ST Reps: Need help understanding if this is normal or misconfigured or hardware issue...

Jazman · ‎2021-03-24

Hey all -

I really need one of the ST guys to weigh in on this question... I have been struggling with graphic performance on things that I THOUGHT should be simple and easy for a high power F746 core and TouchGFX, but I'm starting to wonder if my expectations weren't realistic.

Reference: I first got serious about the expected power of the platform with the F469 Discovery board and the TouchGFX demo app where they had the set date wheels spin to a random date. The animation was smooth and the scroll wheels were pretty cool. If a simple demo app could do that with a high-resolution 480x800 pixel display, what could I make it do?!? Unfortunately, the ToughGFX is obscured from us so I really can't easily tell if I have unrealistic expectations or if I have some other issue with configuration or hardware. I don't really have the time to reverse engineer the assembly code as I'm using TouchGFX because it's supposed to SAVE me development time.

So, I've implemented a few features (well a number of them but a few are giving me consternation). The two features are this:

1. An alpha fade-in of a logo using the scaleable widget app with bilinear interpolation.

2. Scroll wheels to set date and time... 5 wheel total on one screen.

The question I really need answered by the ST personnel here is this: Does my data look reasonable for a correctly configured system or should my performance really be higher and I have a problem to find. I've already spent days and I don't want to waste more if it seems like my system is performing as it should be.

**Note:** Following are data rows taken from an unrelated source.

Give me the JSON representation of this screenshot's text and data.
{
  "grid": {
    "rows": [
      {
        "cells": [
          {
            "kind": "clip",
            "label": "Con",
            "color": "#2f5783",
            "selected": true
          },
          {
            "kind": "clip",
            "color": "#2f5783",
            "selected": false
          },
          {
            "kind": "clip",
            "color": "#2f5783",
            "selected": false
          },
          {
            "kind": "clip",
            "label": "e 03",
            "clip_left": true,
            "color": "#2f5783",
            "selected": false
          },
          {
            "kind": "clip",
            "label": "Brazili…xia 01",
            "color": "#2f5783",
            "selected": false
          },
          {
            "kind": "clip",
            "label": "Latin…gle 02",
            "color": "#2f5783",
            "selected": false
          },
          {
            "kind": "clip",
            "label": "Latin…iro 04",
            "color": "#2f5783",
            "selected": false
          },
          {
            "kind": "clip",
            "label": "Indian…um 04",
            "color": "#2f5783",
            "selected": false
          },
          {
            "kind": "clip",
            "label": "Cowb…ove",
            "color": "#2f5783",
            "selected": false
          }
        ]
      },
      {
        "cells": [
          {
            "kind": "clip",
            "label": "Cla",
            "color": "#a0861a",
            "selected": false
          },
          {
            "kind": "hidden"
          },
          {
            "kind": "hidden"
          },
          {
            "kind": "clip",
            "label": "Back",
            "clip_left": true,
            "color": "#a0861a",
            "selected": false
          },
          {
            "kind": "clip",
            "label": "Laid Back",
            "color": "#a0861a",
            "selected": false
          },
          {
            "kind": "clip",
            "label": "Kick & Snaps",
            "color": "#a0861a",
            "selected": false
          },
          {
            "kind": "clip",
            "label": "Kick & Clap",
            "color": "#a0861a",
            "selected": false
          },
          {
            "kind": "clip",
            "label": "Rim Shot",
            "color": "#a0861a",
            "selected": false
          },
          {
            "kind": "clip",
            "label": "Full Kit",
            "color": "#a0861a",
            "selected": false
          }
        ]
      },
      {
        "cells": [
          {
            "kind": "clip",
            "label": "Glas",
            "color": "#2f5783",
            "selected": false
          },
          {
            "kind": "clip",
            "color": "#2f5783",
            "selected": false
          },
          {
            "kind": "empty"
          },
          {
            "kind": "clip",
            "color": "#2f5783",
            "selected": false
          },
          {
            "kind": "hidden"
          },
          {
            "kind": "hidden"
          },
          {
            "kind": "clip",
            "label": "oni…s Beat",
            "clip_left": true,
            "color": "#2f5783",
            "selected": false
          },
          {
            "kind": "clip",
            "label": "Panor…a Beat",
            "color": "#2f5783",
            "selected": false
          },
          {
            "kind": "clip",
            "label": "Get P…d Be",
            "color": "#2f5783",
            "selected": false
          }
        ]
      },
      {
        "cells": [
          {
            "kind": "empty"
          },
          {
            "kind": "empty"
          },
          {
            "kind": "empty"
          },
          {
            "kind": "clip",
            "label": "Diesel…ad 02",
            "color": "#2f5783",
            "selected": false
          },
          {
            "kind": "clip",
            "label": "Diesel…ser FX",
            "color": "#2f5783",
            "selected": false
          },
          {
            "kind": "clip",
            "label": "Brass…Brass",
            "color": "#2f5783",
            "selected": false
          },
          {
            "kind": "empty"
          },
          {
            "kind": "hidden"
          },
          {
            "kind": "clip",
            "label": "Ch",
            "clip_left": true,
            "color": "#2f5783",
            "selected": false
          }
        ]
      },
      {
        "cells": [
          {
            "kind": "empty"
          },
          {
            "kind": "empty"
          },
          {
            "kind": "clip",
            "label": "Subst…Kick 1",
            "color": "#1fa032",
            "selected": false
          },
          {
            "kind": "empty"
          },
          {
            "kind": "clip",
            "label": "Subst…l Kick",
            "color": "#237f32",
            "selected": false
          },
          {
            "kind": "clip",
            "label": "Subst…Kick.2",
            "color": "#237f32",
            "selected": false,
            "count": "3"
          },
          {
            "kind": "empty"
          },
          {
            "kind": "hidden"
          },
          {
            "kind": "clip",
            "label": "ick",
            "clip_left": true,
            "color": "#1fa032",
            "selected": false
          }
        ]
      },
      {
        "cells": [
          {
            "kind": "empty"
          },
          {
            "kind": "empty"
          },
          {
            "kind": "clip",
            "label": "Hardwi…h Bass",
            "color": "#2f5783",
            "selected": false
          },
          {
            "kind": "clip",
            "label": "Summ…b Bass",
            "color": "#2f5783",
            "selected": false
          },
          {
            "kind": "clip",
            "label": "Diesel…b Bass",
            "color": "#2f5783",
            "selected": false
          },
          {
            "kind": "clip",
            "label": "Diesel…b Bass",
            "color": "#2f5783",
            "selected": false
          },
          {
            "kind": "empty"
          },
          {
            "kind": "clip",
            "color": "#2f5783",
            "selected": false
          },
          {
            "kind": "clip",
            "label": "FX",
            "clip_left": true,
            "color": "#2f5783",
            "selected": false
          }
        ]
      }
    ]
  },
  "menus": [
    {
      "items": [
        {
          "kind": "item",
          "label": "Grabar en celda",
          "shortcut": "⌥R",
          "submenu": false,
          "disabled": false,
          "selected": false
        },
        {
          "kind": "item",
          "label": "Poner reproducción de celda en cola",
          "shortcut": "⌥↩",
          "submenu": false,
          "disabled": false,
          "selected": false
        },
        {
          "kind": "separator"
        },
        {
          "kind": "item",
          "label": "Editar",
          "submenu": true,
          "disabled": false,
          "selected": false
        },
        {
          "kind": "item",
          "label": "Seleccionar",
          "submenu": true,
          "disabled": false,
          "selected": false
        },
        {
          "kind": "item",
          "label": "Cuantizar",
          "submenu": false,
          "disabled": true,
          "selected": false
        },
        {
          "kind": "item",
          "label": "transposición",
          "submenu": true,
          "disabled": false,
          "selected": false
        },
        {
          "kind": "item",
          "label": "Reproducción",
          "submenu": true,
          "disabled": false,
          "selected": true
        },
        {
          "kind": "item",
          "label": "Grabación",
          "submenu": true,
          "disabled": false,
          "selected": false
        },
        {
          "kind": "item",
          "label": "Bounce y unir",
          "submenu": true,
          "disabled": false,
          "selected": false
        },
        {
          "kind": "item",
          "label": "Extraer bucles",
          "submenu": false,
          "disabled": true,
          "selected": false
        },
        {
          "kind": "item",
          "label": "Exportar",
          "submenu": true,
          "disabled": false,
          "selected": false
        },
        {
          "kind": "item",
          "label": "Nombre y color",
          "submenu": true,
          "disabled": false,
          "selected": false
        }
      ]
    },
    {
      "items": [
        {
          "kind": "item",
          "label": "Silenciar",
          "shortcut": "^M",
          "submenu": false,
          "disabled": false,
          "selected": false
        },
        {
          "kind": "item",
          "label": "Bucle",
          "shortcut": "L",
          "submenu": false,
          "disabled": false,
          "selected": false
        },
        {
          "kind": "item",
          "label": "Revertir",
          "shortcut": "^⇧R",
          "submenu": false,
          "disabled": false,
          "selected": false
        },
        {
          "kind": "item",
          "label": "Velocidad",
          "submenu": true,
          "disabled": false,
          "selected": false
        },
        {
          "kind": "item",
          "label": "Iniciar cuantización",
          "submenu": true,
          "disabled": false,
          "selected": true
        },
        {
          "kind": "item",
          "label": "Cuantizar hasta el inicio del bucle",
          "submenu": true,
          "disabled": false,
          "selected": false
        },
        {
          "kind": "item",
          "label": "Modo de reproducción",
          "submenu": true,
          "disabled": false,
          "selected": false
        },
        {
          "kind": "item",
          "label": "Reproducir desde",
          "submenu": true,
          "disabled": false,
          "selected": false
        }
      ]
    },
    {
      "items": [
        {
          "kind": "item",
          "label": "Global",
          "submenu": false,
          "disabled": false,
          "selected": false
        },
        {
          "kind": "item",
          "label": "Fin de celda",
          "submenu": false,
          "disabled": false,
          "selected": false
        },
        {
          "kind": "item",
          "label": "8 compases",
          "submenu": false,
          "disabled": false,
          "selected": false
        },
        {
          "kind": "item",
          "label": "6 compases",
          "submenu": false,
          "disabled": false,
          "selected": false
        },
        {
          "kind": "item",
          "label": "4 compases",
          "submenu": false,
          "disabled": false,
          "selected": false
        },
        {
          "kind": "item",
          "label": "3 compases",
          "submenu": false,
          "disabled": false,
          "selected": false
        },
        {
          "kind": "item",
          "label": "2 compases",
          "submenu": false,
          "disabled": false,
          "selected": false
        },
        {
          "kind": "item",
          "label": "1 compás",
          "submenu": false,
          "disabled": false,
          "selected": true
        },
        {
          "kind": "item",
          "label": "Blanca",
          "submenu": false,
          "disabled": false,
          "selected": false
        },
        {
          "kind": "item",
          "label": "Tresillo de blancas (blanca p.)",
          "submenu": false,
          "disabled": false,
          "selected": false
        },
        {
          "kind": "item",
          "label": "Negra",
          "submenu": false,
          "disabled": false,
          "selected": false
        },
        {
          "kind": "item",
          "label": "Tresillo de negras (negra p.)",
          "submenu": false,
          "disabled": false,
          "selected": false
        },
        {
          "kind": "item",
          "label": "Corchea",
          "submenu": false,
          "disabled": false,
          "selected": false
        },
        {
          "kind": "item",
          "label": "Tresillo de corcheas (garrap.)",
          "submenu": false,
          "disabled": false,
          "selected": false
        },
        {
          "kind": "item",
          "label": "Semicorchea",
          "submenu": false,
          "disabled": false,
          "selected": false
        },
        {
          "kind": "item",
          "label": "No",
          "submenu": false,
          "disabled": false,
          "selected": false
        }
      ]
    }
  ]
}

1. I setup a startup screen using a scaleable image with bilinear interpolation (gave best visual quality). Alpha fade in over 1000ms... hold for 3000ms, then fade out over 100ms. Using the TouchGFXGPIO.cpp and the RENDER_TIME setting for an I/O pin, the render time is 165ms per frame. If I disable ChromeART, that goes to 170ms per frame. This results in an unusable feature.

2. To be "cool", I am using the "animatetoItem" function with a 60 frame (ideally 1s) setting. This results in render time of about 170ms per frame. Also undesireable.

HARDWARE DETAILS and further testing:

Custom board

LCD is 480x800 pixels RGB565 interface using LTDC, 27.4MHz dot clock

STM32F746 running at 200MHz

Frame buffer in external DRAM running at 100MHZ (HCLK/2)

STM32CubeIDE v1.6.0

STM32Cube v1.16.1

TouchGFX v4.15.0

ChromeART enabled/ DMA2D

1. Fading in image using changing alpha with the scaleable image widget. Native image is 400x106 scaling to 700x185 using bilinear interpolation. Render time per frame is 165ms w/ChromeART and 170ms with it disabled. It appears from probing the SDRAM that render time per pixel might be 400-500ns/pixel if accessed randomly 1 pixel at a time.

As a test, I used a fixed image widget and the render time is 4ms per frame (well within the VSYNC). If this scaling was the only limitation, I would have written it off and moved on. But because of example #2 which is an actual feature I'd like to use, I'm in a quandry.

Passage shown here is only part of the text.